VigilFormer: Deformable Attention for Video Anomaly Detection with Causal Risk Inference

Researchers introduced VigilFormer, a video anomaly detection framework combining deformable spatio-temporal attention with causal temporal modeling, achieving state-of-the-art AUC scores of 87.83% on UCF-Crime, 97.21% on ShanghaiTech, and 89.74% on CUHK Avenue at 41.5 FPS on a single GPU. The model uses a Deformable Spatio-Temporal Encoder to reduce computational cost and an Adaptive Confidence Scheduler to skip low-information frames, outperforming existing weakly-supervised methods in both accuracy and speed.

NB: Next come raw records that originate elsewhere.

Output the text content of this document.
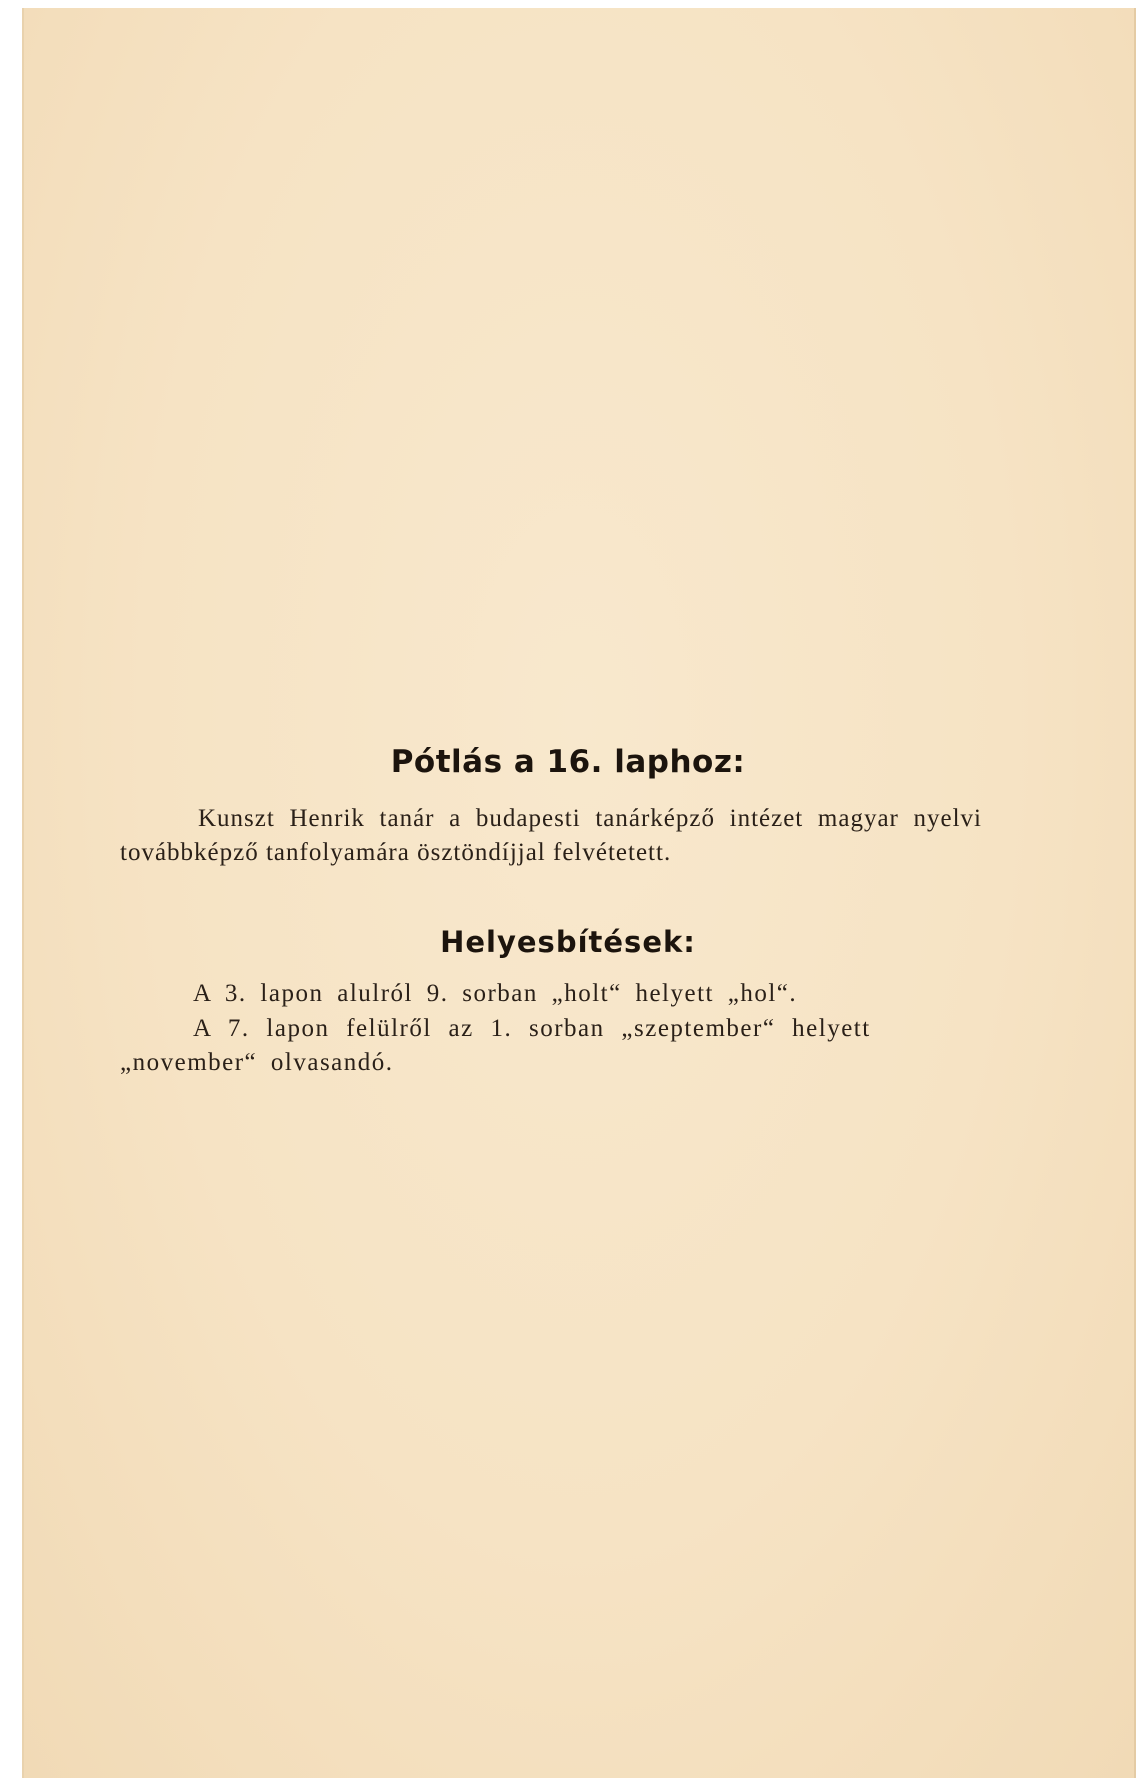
Pótlás a 16. laphoz:

Kunszt Henrik tanár a budapesti tanárképző intézet magyar nyelvi továbbképző tanfolyamára ösztöndíjjal felvétetett.

Helyesbítések:

A 3. lapon alulról 9. sorban „holt“ helyett „hol“.

A 7. lapon felülről az 1. sorban „szeptember“ helyett

„november“ olvasandó.
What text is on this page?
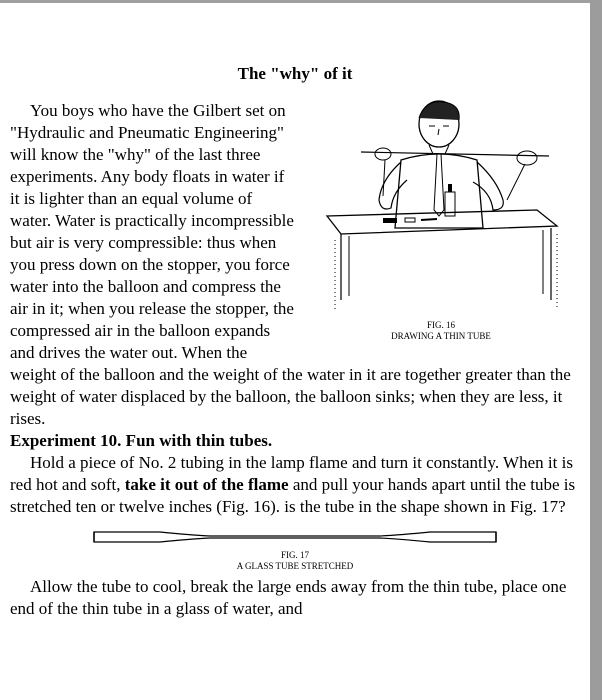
The "why" of it
FIG. 16
DRAWING A THIN TUBE

You boys who have the Gilbert set on "Hydraulic and Pneumatic Engineering" will know the "why" of the last three experiments. Any body floats in water if it is lighter than an equal volume of water. Water is practically incompressible but air is very compressible: thus when you press down on the stopper, you force water into the balloon and compress the air in it; when you release the stopper, the compressed air in the balloon expands and drives the water out. When the weight of the balloon and the weight of the water in it are together greater than the weight of water displaced by the balloon, the balloon sinks; when they are less, it rises.

Experiment 10. Fun with thin tubes.

Hold a piece of No. 2 tubing in the lamp flame and turn it constantly. When it is red hot and soft, take it out of the flame and pull your hands apart until the tube is stretched ten or twelve inches (Fig. 16). is the tube in the shape shown in Fig. 17?

FIG. 17
A GLASS TUBE STRETCHED

Allow the tube to cool, break the large ends away from the thin tube, place one end of the thin tube in a glass of water, and
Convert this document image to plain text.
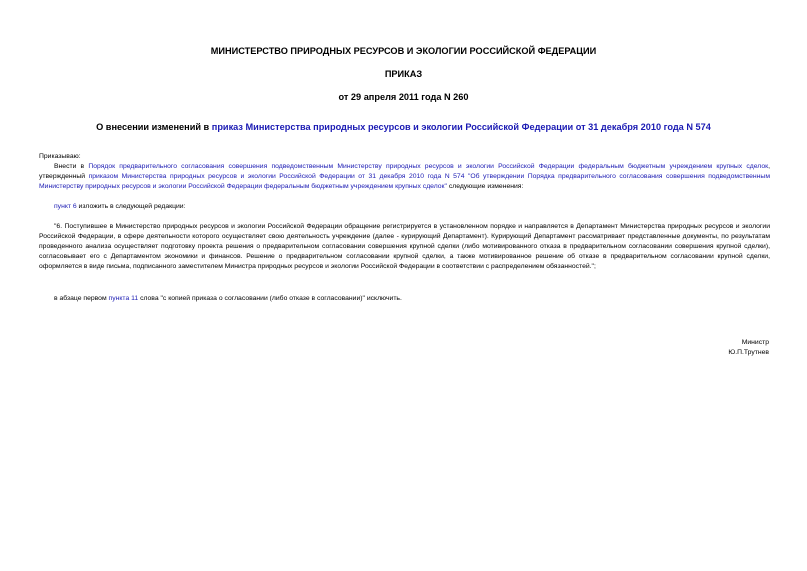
МИНИСТЕРСТВО ПРИРОДНЫХ РЕСУРСОВ И ЭКОЛОГИИ РОССИЙСКОЙ ФЕДЕРАЦИИ
ПРИКАЗ
от 29 апреля 2011 года N 260
О внесении изменений в приказ Министерства природных ресурсов и экологии Российской Федерации от 31 декабря 2010 года N 574
Приказываю:
Внести в Порядок предварительного согласования совершения подведомственным Министерству природных ресурсов и экологии Российской Федерации федеральным бюджетным учреждением крупных сделок, утвержденный приказом Министерства природных ресурсов и экологии Российской Федерации от 31 декабря 2010 года N 574 "Об утверждении Порядка предварительного согласования совершения подведомственным Министерству природных ресурсов и экологии Российской Федерации федеральным бюджетным учреждением крупных сделок" следующие изменения:
пункт 6 изложить в следующей редакции:
"6. Поступившее в Министерство природных ресурсов и экологии Российской Федерации обращение регистрируется в установленном порядке и направляется в Департамент Министерства природных ресурсов и экологии Российской Федерации, в сфере деятельности которого осуществляет свою деятельность учреждение (далее - курирующий Департамент). Курирующий Департамент рассматривает представленные документы, по результатам проведенного анализа осуществляет подготовку проекта решения о предварительном согласовании совершения крупной сделки (либо мотивированного отказа в предварительном согласовании совершения крупной сделки), согласовывает его с Департаментом экономики и финансов. Решение о предварительном согласовании крупной сделки, а также мотивированное решение об отказе в предварительном согласовании крупной сделки, оформляется в виде письма, подписанного заместителем Министра природных ресурсов и экологии Российской Федерации в соответствии с распределением обязанностей.";
в абзаце первом пункта 11 слова "с копией приказа о согласовании (либо отказе в согласовании)" исключить.
Министр
Ю.П.Трутнев
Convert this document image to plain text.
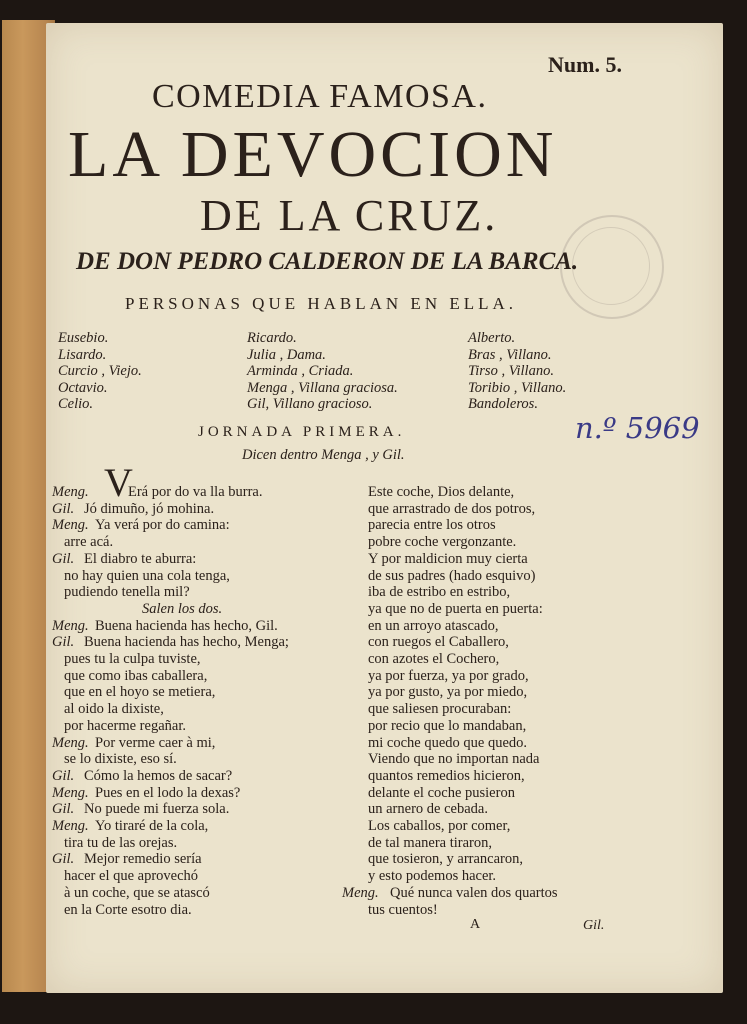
Num. 5.
COMEDIA FAMOSA.
LA DEVOCION
DE LA CRUZ.
DE DON PEDRO CALDERON DE LA BARCA.
PERSONAS QUE HABLAN EN ELLA.
Eusebio.
Lisardo.
Curcio , Viejo.
Octavio.
Celio.
Ricardo.
Julia , Dama.
Arminda , Criada.
Menga , Villana graciosa.
Gil, Villano gracioso.
Alberto.
Bras , Villano.
Tirso , Villano.
Toribio , Villano.
Bandoleros.
JORNADA PRIMERA.
Dicen dentro Menga , y Gil.
n.º 5969
V
Meng.	Erá por do va lla burra.
Gil. Jó dimuño, jó mohina.
Meng. Ya verá por do camina:
arre acá.
Gil. El diabro te aburra:
no hay quien una cola tenga,
pudiendo tenella mil?
Salen los dos.
Meng. Buena hacienda has hecho, Gil.
Gil. Buena hacienda has hecho, Menga;
pues tu la culpa tuviste,
que como ibas caballera,
que en el hoyo se metiera,
al oido la dixiste,
por hacerme regañar.
Meng. Por verme caer à mi,
se lo dixiste, eso sí.
Gil. Cómo la hemos de sacar?
Meng. Pues en el lodo la dexas?
Gil. No puede mi fuerza sola.
Meng. Yo tiraré de la cola,
tira tu de las orejas.
Gil. Mejor remedio sería
hacer el que aprovechó
à un coche, que se atascó
en la Corte esotro dia.
Este coche, Dios delante,
que arrastrado de dos potros,
parecia entre los otros
pobre coche vergonzante.
Y por maldicion muy cierta
de sus padres (hado esquivo)
iba de estribo en estribo,
ya que no de puerta en puerta:
en un arroyo atascado,
con ruegos el Caballero,
con azotes el Cochero,
ya por fuerza, ya por grado,
ya por gusto, ya por miedo,
que saliesen procuraban:
por recio que lo mandaban,
mi coche quedo que quedo.
Viendo que no importan nada
quantos remedios hicieron,
delante el coche pusieron
un arnero de cebada.
Los caballos, por comer,
de tal manera tiraron,
que tosieron, y arrancaron,
y esto podemos hacer.
Meng. Qué nunca valen dos quartos
tus cuentos!
A	Gil.
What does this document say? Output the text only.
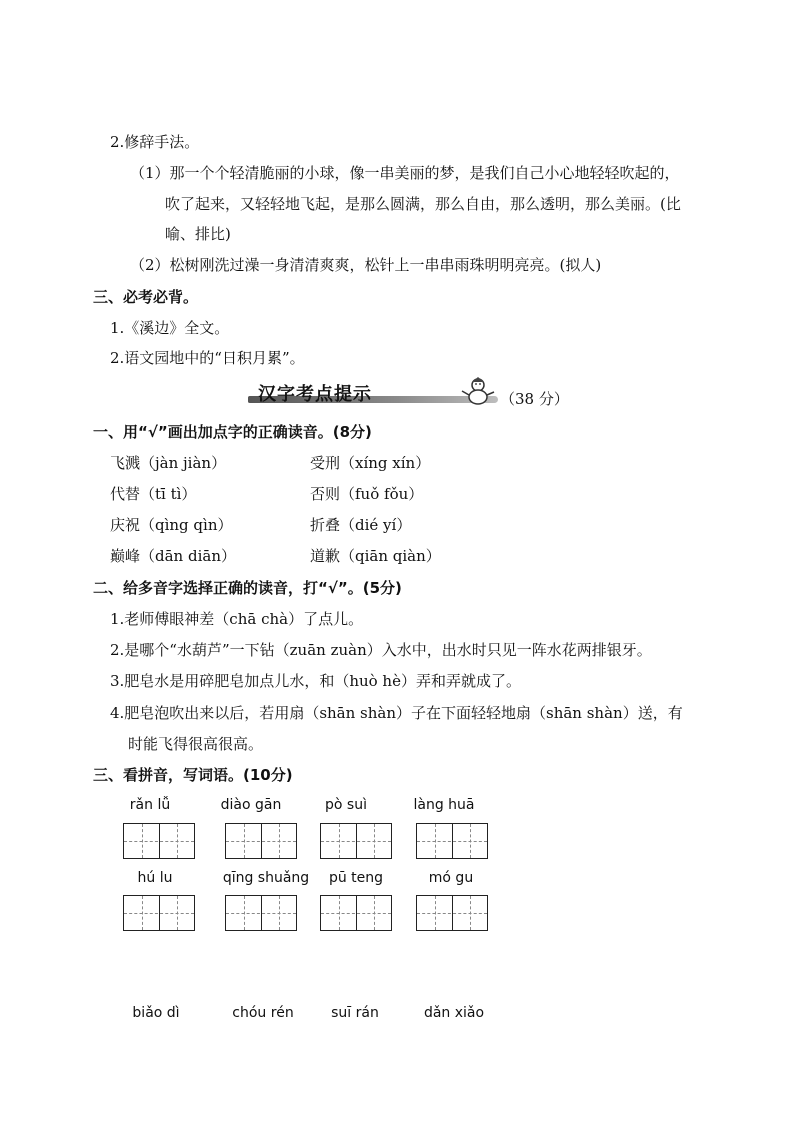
2.修辞手法。
（1）那一个个轻清脆丽的小球，像一串美丽的梦，是我们自己小心地轻轻吹起的，
吹了起来，又轻轻地飞起，是那么圆满，那么自由，那么透明，那么美丽。(比
喻、排比)
（2）松树刚洗过澡一身清清爽爽，松针上一串串雨珠明明亮亮。(拟人)
三、必考必背。
1.《溪边》全文。
2.语文园地中的“日积月累”。
汉字考点提示	（38 分）
一、用“√”画出加点字的正确读音。(8分)
飞溅（jàn jiàn）	受刑（xíng xín）
代替（tī tì）	否则（fuǒ fǒu）
庆祝（qìng qìn）	折叠（dié yí）
巅峰（dān diān）	道歉（qiān qiàn）
二、给多音字选择正确的读音，打“√”。(5分)
1.老师傅眼神差（chā chà）了点儿。
2.是哪个“水葫芦”一下钻（zuān zuàn）入水中，出水时只见一阵水花两排银牙。
3.肥皂水是用碎肥皂加点儿水，和（huò hè）弄和弄就成了。
4.肥皂泡吹出来以后，若用扇（shān shàn）子在下面轻轻地扇（shān shàn）送，有
时能飞得很高很高。
三、看拼音，写词语。(10分)
rǎn lǚ	diào gān	pò suì	làng huā
hú lu	qīng shuǎng	pū teng	mó gu
biǎo dì	chóu rén	suī rán	dǎn xiǎo
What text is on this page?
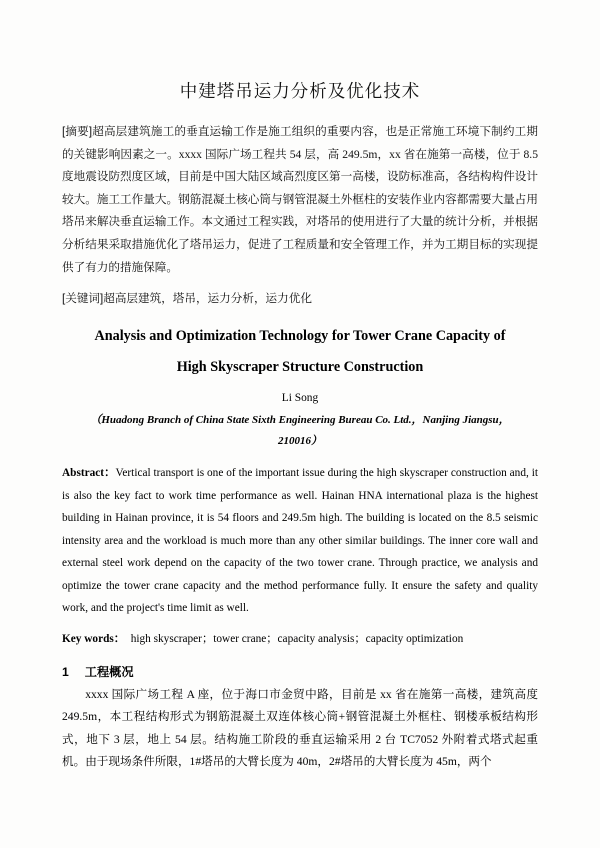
中建塔吊运力分析及优化技术

[摘要]超高层建筑施工的垂直运输工作是施工组织的重要内容，也是正常施工环境下制约工期的关键影响因素之一。xxxx 国际广场工程共 54 层，高 249.5m，xx 省在施第一高楼，位于 8.5 度地震设防烈度区域，目前是中国大陆区域高烈度区第一高楼，设防标准高，各结构构件设计较大。施工工作量大。钢筋混凝土核心筒与钢管混凝土外框柱的安装作业内容都需要大量占用塔吊来解决垂直运输工作。本文通过工程实践，对塔吊的使用进行了大量的统计分析，并根据分析结果采取措施优化了塔吊运力，促进了工程质量和安全管理工作，并为工期目标的实现提供了有力的措施保障。

[关键词]超高层建筑，塔吊，运力分析，运力优化

Analysis and Optimization Technology for Tower Crane Capacity of
High Skyscraper Structure Construction
Li Song
（Huadong Branch of China State Sixth Engineering Bureau Co. Ltd.，Nanjing Jiangsu，
210016）

Abstract：Vertical transport is one of the important issue during the high skyscraper construction and, it is also the key fact to work time performance as well. Hainan HNA international plaza is the highest building in Hainan province, it is 54 floors and 249.5m high. The building is located on the 8.5 seismic intensity area and the workload is much more than any other similar buildings. The inner core wall and external steel work depend on the capacity of the two tower crane. Through practice, we analysis and optimize the tower crane capacity and the method performance fully. It ensure the safety and quality work, and the project's time limit as well.

Key words： high skyscraper；tower crane；capacity analysis；capacity optimization

1 工程概况

xxxx 国际广场工程 A 座，位于海口市金贸中路，目前是 xx 省在施第一高楼，建筑高度 249.5m，本工程结构形式为钢筋混凝土双连体核心筒+钢管混凝土外框柱、钢楼承板结构形式，地下 3 层，地上 54 层。结构施工阶段的垂直运输采用 2 台 TC7052 外附着式塔式起重机。由于现场条件所限，1#塔吊的大臂长度为 40m，2#塔吊的大臂长度为 45m，两个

arXiv:2606.14724v1 Announce Type: new Abstract: Video anomaly detection in surveillance settings must balance detection accuracy against real-time throughput, a tension that existing methods address either through stronger feature extractors or more efficient architectures, but rarely both. We present VigilFormer, a unified framework that combines deformable spatio-temporal attention with causal temporal modeling to detect anomalies in untrimmed surveillance video. The proposed Deformable Spatio-Temporal Encoder DSTE attends to a sparse set of informative locations across frames, avoiding the quadratic cost of dense attention while retaining the ability to capture irregular motion patterns. A Causal Anomaly Classifier CAC applies dilated causal convolutions over snippet-level features and optimizes a contrastive multiple-instance learning objective that separates anomalous and normal representations without frame-level labels. To meet deployment constraints, an Adaptive Confidence Scheduler ACS dynamically skips low-information frames at inference time, reducing redundant computation in static scenes. Evaluated on UCF-Crime, ShanghaiTech, and CUHK Avenue, VigilFormer achieves AUC scores of 87.83%, 97.21%, and 89.74% respectively, at 41.5 FPS on a single GPU, outperforming recent weakly-supervised methods in both accuracy and speed.